Our friends Stateside would laugh at the BBC's coverage though. Obviously the Beeb doesn't do advertising. The Super Bowl seems to break for adverts every other minute and the 'guys in the studio' have to chat inanely while you guys get to watch promos for Doritos or Hot Dogs or Hershey's or something. They're doing alright at the mo but give them another couple of hours and they will surely run out of things to say!

Anyways, enjoy the night and I'll post again mid week.

p.s. oh, and by the by I have changed the web address for the blog. While you can still access it via, you can also use How cool!

Thursday, 3 February 2011

"I am Heathcliff" and "this rock has been waiting for me my entire life"

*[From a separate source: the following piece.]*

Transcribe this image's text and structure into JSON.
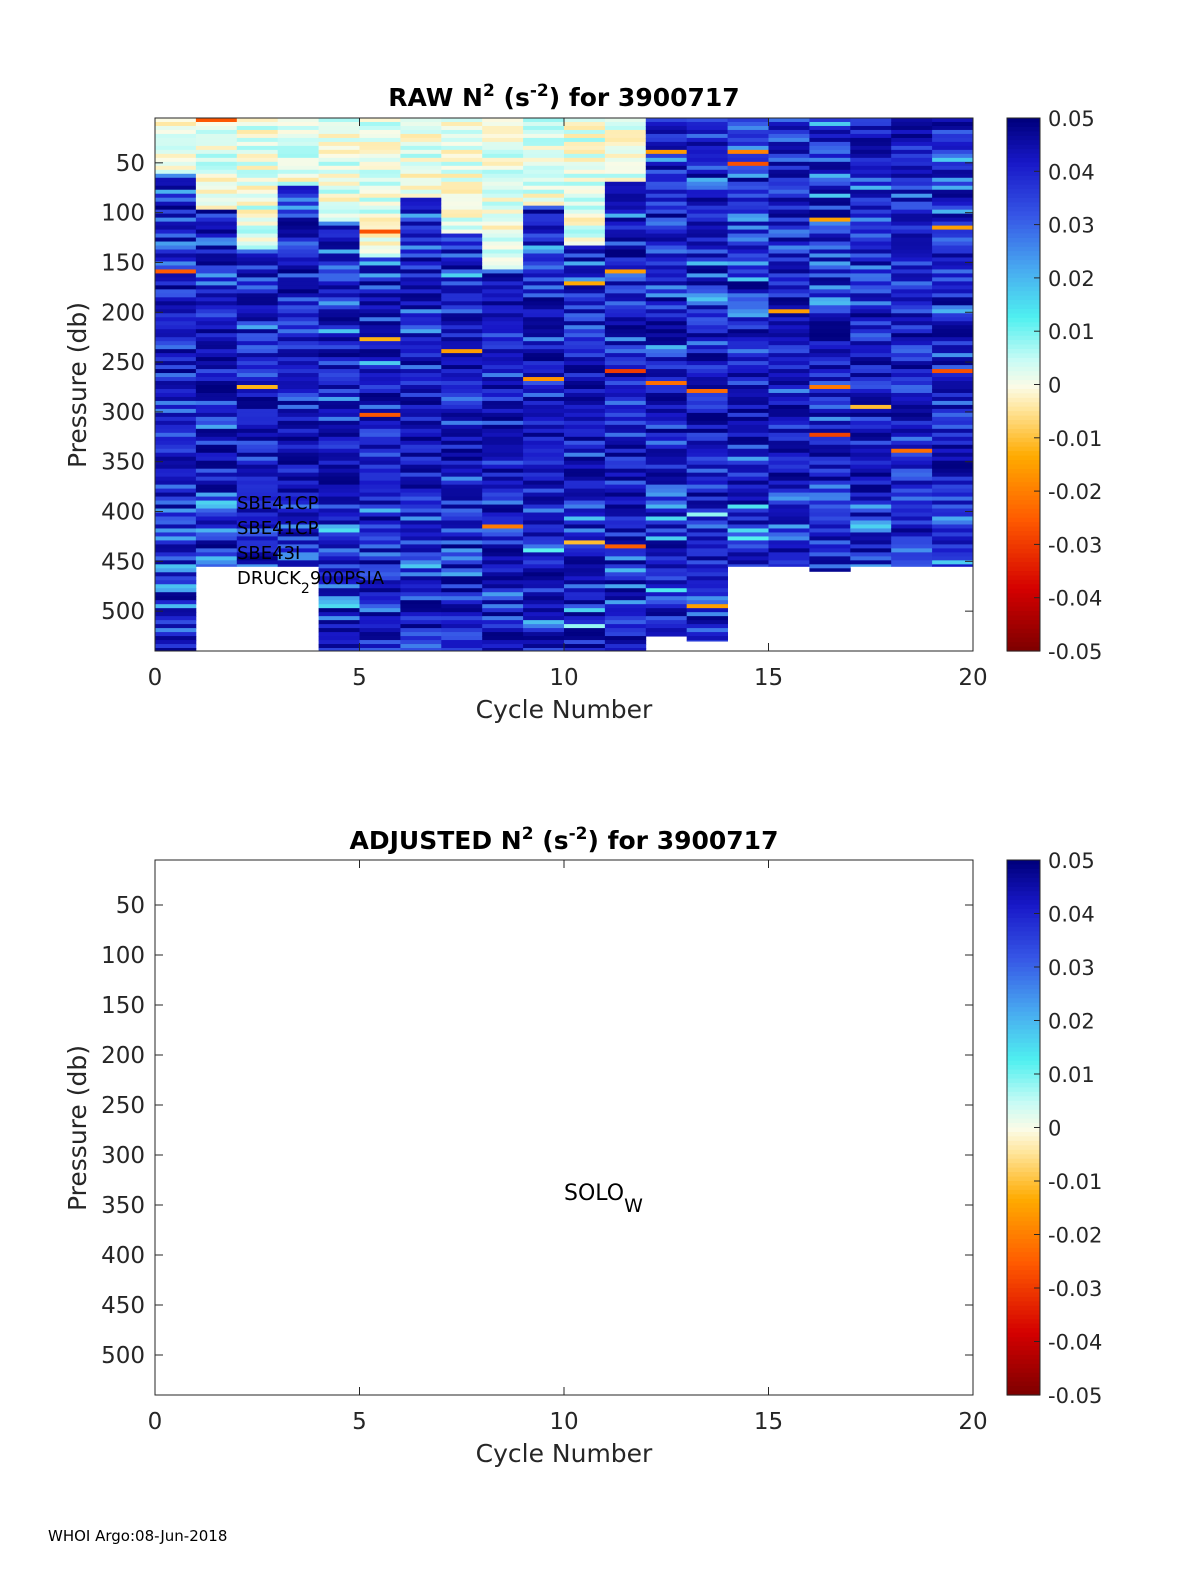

So, in the past two days we have watched two very different films! It's been another slightly barmy work week so it's been nice to have a couple of restful hours with D each night enjoying movies. The first was last night via t'internet: PBS' version of Wuthering Heights. Now, as most of my friends will know, this is my absolute favourite book of all time. At the age of 14 I sat on my bed and read the whole thing from cover to cover, breaking only to eat and sleep, as I recall. It is the most amazing, terrifying, wonderfully romantic, horrifyingly gothic book I know and if you haven't read it then you should! At 14 I felt that I had learnt everything there was to know about love from Emily Bronte's characters. Fortunately I have mellowed slightly since then and D hasn't had to wander over lonely moors shouting my name or anything. This new film was really good. I haven't yet seen a truly convincing Heathcliff (and I saw the great Sir Cliff in the musical version - seriously!) but Tom Hardy was really great and the whole thing reminded me of the beauty and complexity of this book. And Hareton is surely one of the most lovely, redemptive characters in fiction.

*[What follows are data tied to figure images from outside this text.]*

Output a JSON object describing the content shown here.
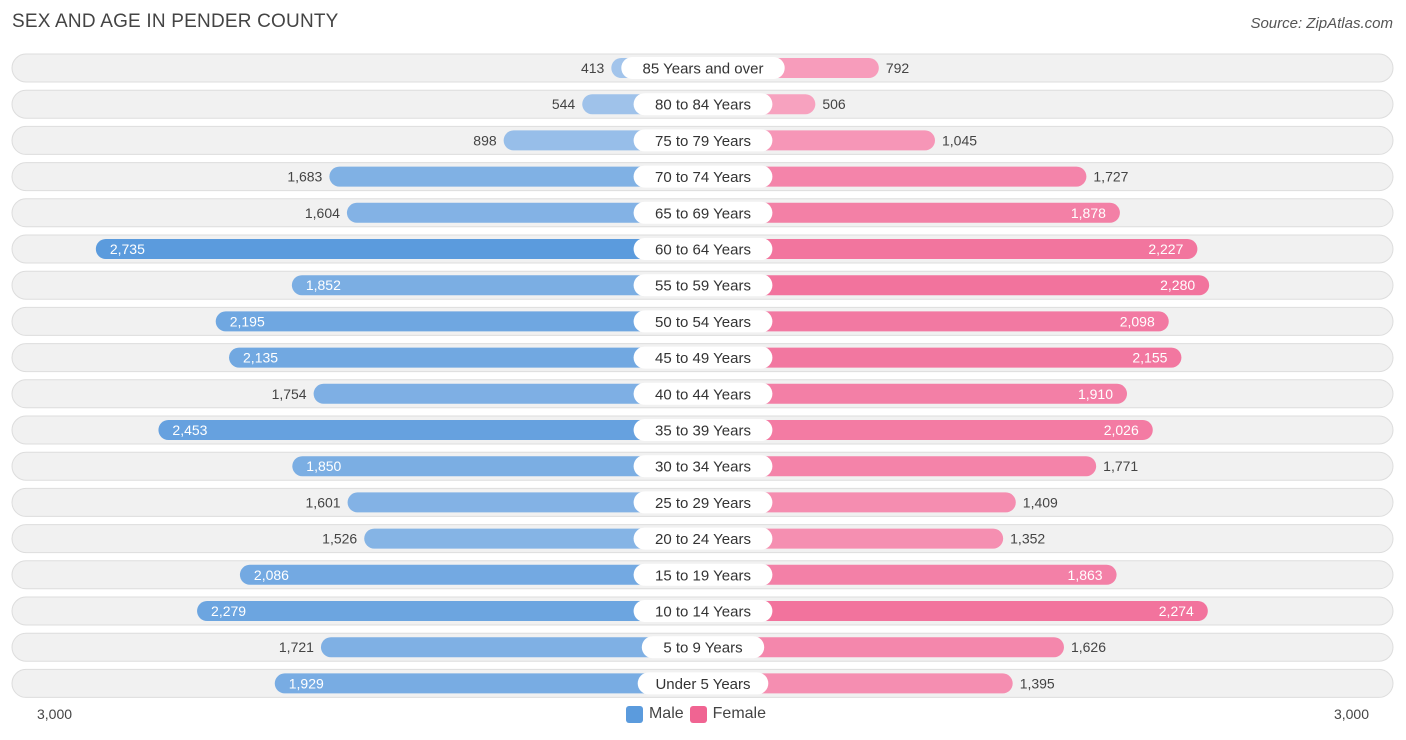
{
  "title": "SEX AND AGE IN PENDER COUNTY",
  "source": "Source: ZipAtlas.com",
  "colors": {
    "male_light": "#a7c7ec",
    "male_dark": "#5b9bdd",
    "female_light": "#f8a8c4",
    "female_dark": "#f06492",
    "row_bg": "#f1f1f1",
    "row_border": "#dddddd"
  },
  "chart_data": {
    "type": "bar",
    "orientation": "horizontal-diverging",
    "xlim": [
      -3000,
      3000
    ],
    "axis_left_label": "3,000",
    "axis_right_label": "3,000",
    "legend": [
      "Male",
      "Female"
    ],
    "legend_position": "bottom-center",
    "categories": [
      "85 Years and over",
      "80 to 84 Years",
      "75 to 79 Years",
      "70 to 74 Years",
      "65 to 69 Years",
      "60 to 64 Years",
      "55 to 59 Years",
      "50 to 54 Years",
      "45 to 49 Years",
      "40 to 44 Years",
      "35 to 39 Years",
      "30 to 34 Years",
      "25 to 29 Years",
      "20 to 24 Years",
      "15 to 19 Years",
      "10 to 14 Years",
      "5 to 9 Years",
      "Under 5 Years"
    ],
    "series": [
      {
        "name": "Male",
        "values": [
          413,
          544,
          898,
          1683,
          1604,
          2735,
          1852,
          2195,
          2135,
          1754,
          2453,
          1850,
          1601,
          1526,
          2086,
          2279,
          1721,
          1929
        ],
        "labels": [
          "413",
          "544",
          "898",
          "1,683",
          "1,604",
          "2,735",
          "1,852",
          "2,195",
          "2,135",
          "1,754",
          "2,453",
          "1,850",
          "1,601",
          "1,526",
          "2,086",
          "2,279",
          "1,721",
          "1,929"
        ]
      },
      {
        "name": "Female",
        "values": [
          792,
          506,
          1045,
          1727,
          1878,
          2227,
          2280,
          2098,
          2155,
          1910,
          2026,
          1771,
          1409,
          1352,
          1863,
          2274,
          1626,
          1395
        ],
        "labels": [
          "792",
          "506",
          "1,045",
          "1,727",
          "1,878",
          "2,227",
          "2,280",
          "2,098",
          "2,155",
          "1,910",
          "2,026",
          "1,771",
          "1,409",
          "1,352",
          "1,863",
          "2,274",
          "1,626",
          "1,395"
        ]
      }
    ]
  }
}
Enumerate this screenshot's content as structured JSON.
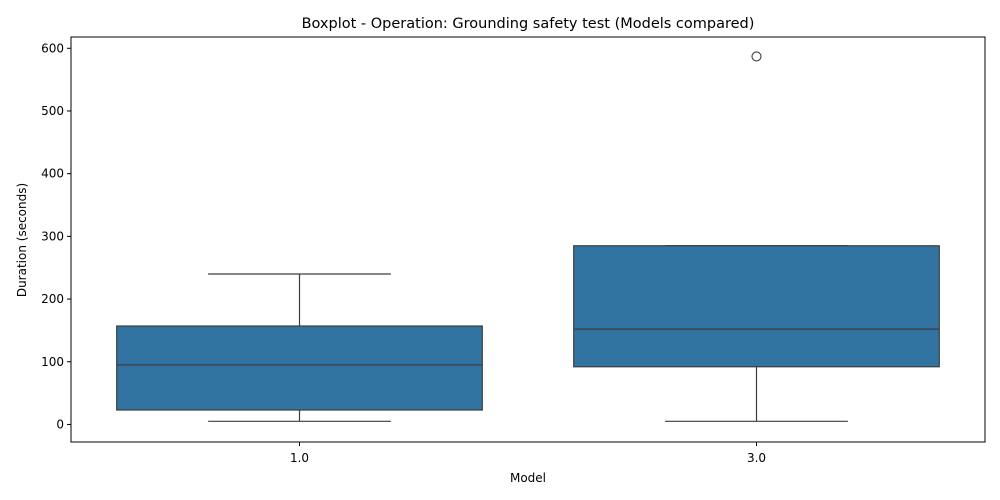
{
  "chart_data": {
    "type": "boxplot",
    "title": "Boxplot - Operation: Grounding safety test (Models compared)",
    "xlabel": "Model",
    "ylabel": "Duration (seconds)",
    "ylim": [
      -28,
      618
    ],
    "yticks": [
      0,
      100,
      200,
      300,
      400,
      500,
      600
    ],
    "grid": false,
    "box_color": "#3274a1",
    "line_color": "#3d3d3d",
    "categories": [
      "1.0",
      "3.0"
    ],
    "boxes": [
      {
        "category": "1.0",
        "whisker_low": 5,
        "q1": 23,
        "median": 95,
        "q3": 157,
        "whisker_high": 240,
        "outliers": []
      },
      {
        "category": "3.0",
        "whisker_low": 5,
        "q1": 92,
        "median": 152,
        "q3": 285,
        "whisker_high": 285,
        "outliers": [
          587
        ]
      }
    ]
  }
}
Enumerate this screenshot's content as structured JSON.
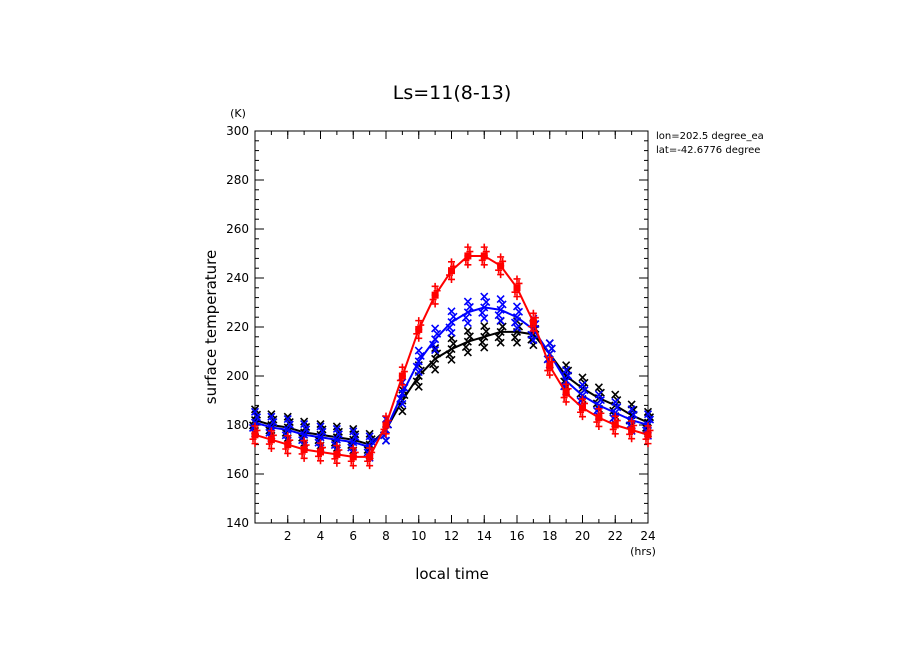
{
  "chart_data": {
    "type": "line",
    "title": "Ls=11(8-13)",
    "xlabel": "local time",
    "ylabel": "surface temperature",
    "xunit": "(hrs)",
    "yunit": "(K)",
    "xlim": [
      0,
      24
    ],
    "ylim": [
      140,
      300
    ],
    "xticks": [
      2,
      4,
      6,
      8,
      10,
      12,
      14,
      16,
      18,
      20,
      22,
      24
    ],
    "yticks": [
      140,
      160,
      180,
      200,
      220,
      240,
      260,
      280,
      300
    ],
    "annotations": [
      "lon=202.5 degree_ea",
      "lat=-42.6776 degree"
    ],
    "grid": false,
    "x": [
      0,
      1,
      2,
      3,
      4,
      5,
      6,
      7,
      8,
      9,
      10,
      11,
      12,
      13,
      14,
      15,
      16,
      17,
      18,
      19,
      20,
      21,
      22,
      23,
      24
    ],
    "series": [
      {
        "color": "#000000",
        "marker": "x",
        "values": [
          182,
          180,
          179,
          177,
          176,
          175,
          174,
          172,
          178,
          190,
          200,
          207,
          211,
          214,
          216,
          218,
          218,
          217,
          209,
          200,
          195,
          191,
          188,
          184,
          181
        ]
      },
      {
        "color": "#0000ff",
        "marker": "x",
        "values": [
          181,
          179,
          178,
          176,
          175,
          174,
          173,
          171,
          178,
          193,
          206,
          215,
          222,
          226,
          228,
          227,
          224,
          219,
          209,
          198,
          192,
          188,
          185,
          182,
          180
        ]
      },
      {
        "color": "#ff0000",
        "marker": "+",
        "values": [
          176,
          174,
          172,
          170,
          169,
          168,
          167,
          167,
          180,
          200,
          219,
          233,
          243,
          249,
          249,
          245,
          236,
          222,
          204,
          193,
          187,
          183,
          180,
          178,
          176
        ]
      }
    ]
  }
}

And tonight, after a crazy day of teaching and student interviews, we endulged in out customary Nandos/cinema combo. We went to watch 127 Hours. This came as a bit of a surprise to me (I thought we were going to see the new Christian Bale film) and I entered the cinema feeling a little nervous. You see, this is the film 'where the guy cuts his arm off'. Now, I am not into horror at all and I never watch excessively gory films. I didn't like the sound of this at all. I came out feeling quite different. I don't often cry in the cinema (hard-hearted woman!) but I felt as if I could cry and cry for hours and hours (in the interest of decorum, I didn't). I truly cared about this guy and was totally immersed in his story. Interestingly I never placed myself in his position or imagined what I would do if I got my arm inadvertently stuck beneath a boulder. Instead, it made me think about things like friendship, community, the need to rely on others, the bonds of love that tie people together, and the importance of living life to the fullest. Pretty profound for a Wednesday night! When he leaves his arm behind he seems to be leaving more than just a body part. Rather he is abandoning a previous way of living and, in fact, is a fuller person without the arm. Into the ether he just says 'thank you' and D and I were discussing the focus of his thanks. There is no horrid Hollywood 'may as well cry out to God given that nothing else has worked' moment. But there is a sense that he is thankful for this important, revelatory moment. OK, so I covered my eyes briefly during 'that scene' but I would really recommend this thought-provoking film with its incredible scenery and beautifully realised central character.

Anyways, it is late and I have finished my tea, so it is time for bed. It has been a long day!